A Esterilidade Funcional de Singapura

Continuamos a acompanhar o rio Singapura seguindo a movimentação dos seus sampans, os barcos típicos de casco com listas garridas e providos de olhos. Quando não atracados no Clifford Pier, cruzam o rio em direcção à marginal das esplanadas, situada logo ao lado do CBD para facilitar a vida dos executivos que assim que deixam os escritórios, ali se instalam em grupos barulhentos, para beber uns copos e depois jantar. Até a vida de rua, em Singapura, é programada ao pormenor e demasiado fácil. 

Desta zona de refeições, rio acima, até aos Clarke, Boat e Robertson Quays, onde se concentra a vida nocturna, é só um pulo, ou uma estação de MRT. Tudo por aqui está organizado, de tal forma que, para não perturbar em demasia a harmonia da ilha, até há três décadas atrás, a vida nocturna era limitada ao mínimo possível com os poucos estabelecimentos permitidos a fecharem tão cedo que mal tinham tempo para lucrar.

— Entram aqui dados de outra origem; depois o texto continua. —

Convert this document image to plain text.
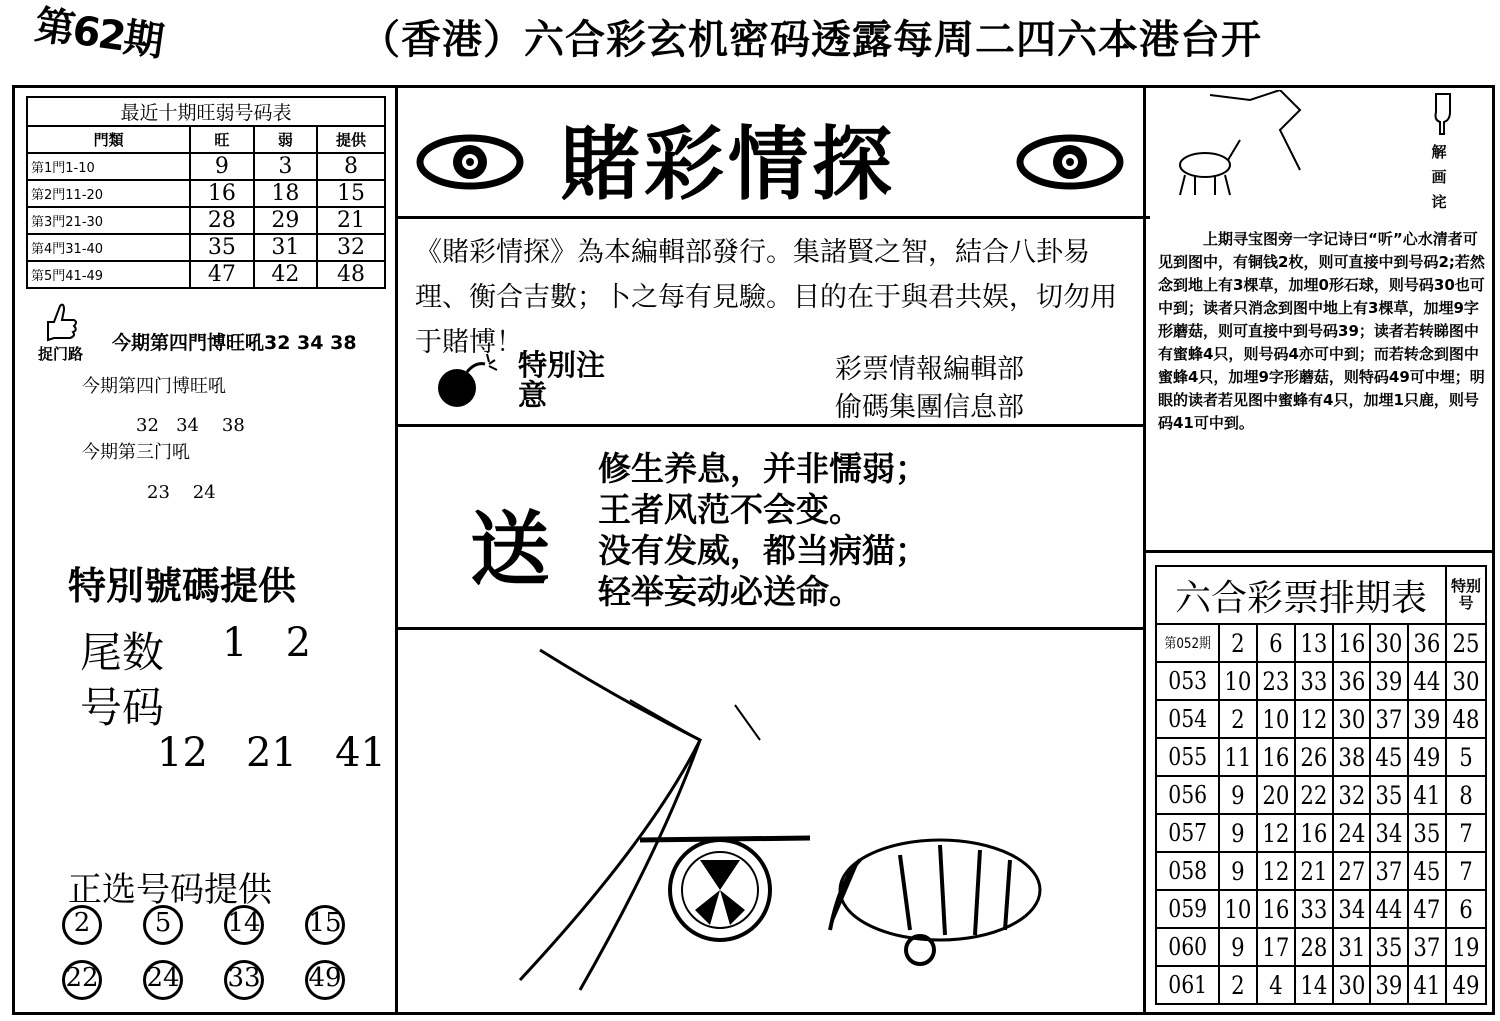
第62期	（香港）六合彩玄机密码透露每周二四六本港台开
最近十期旺弱号码表			
門類	旺	弱	提供
第1門1-10	9	3	8
第2門11-20	16	18	15
第3門21-30	28	29	21
第4門31-40	35	31	32
第5門41-49	47	42	48
捉门路 今期第四門博旺吼32 34 38
今期第四门博旺吼
32   34    38
今期第三门吼
23    24
特別號碼提供
尾数 1   2
号码
12   21   41
正选号码提供
2	5	14 15
22 24 33 49
賭彩情探
《賭彩情探》為本編輯部發行。集諸賢之智，結合八卦易理、衡合吉數；卜之每有見驗。目的在于與君共娱，切勿用于賭博！
特別注意
彩票情報編輯部
偷碼集團信息部
送
修生养息，并非懦弱；
王者风范不会变。
没有发威，都当病猫；
轻举妄动必送命。
解画诧
上期寻宝图旁一字记诗曰“听”心水清者可见到图中，有铜钱2枚，则可直接中到号码2;若然念到地上有3棵草，加埋0形石球，则号码30也可中到；读者只消念到图中地上有3棵草，加埋9字形蘑菇，则可直接中到号码39；读者若转睇图中有蜜蜂4只，则号码4亦可中到；而若转念到图中蜜蜂4只，加埋9字形蘑菇，则特码49可中埋；明眼的读者若见图中蜜蜂有4只，加埋1只鹿，则号码41可中到。
六合彩票排期表							特别号
第052期	2	6	13	16	30	36	25
053	10	23	33	36	39	44	30
054	2	10	12	30	37	39	48
055	11	16	26	38	45	49	5
056	9	20	22	32	35	41	8
057	9	12	16	24	34	35	7
058	9	12	21	27	37	45	7
059	10	16	33	34	44	47	6
060	9	17	28	31	35	37	19
061	2	4	14	30	39	41	49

Entretanto, até por razões económicas (nenhum jovem executivo promissor se quereria mudar para um país sem vida nocturna) o panorama foi-se alterando.

Hoje, os bares e as discotecas como o The Clinic, o The Cannery ou o Ministry of Sound ostentam imagens de marca fortes e decorações temáticas hiper-criativas. Os clientes, esses, provenientes dos quatro cantos do mundo, transpiram estilo e sofisticação e pagam o que for necessário pela entrada nos clubes da moda. Para que a chuva, frequente, não perturbe este festival de glamour, as ruas do Clarke Quay foram dotadas de coberturas de vidro. Até quando os seus filhos e enteados se preparam para entrar num bar com striptease o Nanny State singapurense está presente, a evitar que se constipem. Como pudemos constatar, alguns não estão preparados para tanto mimo.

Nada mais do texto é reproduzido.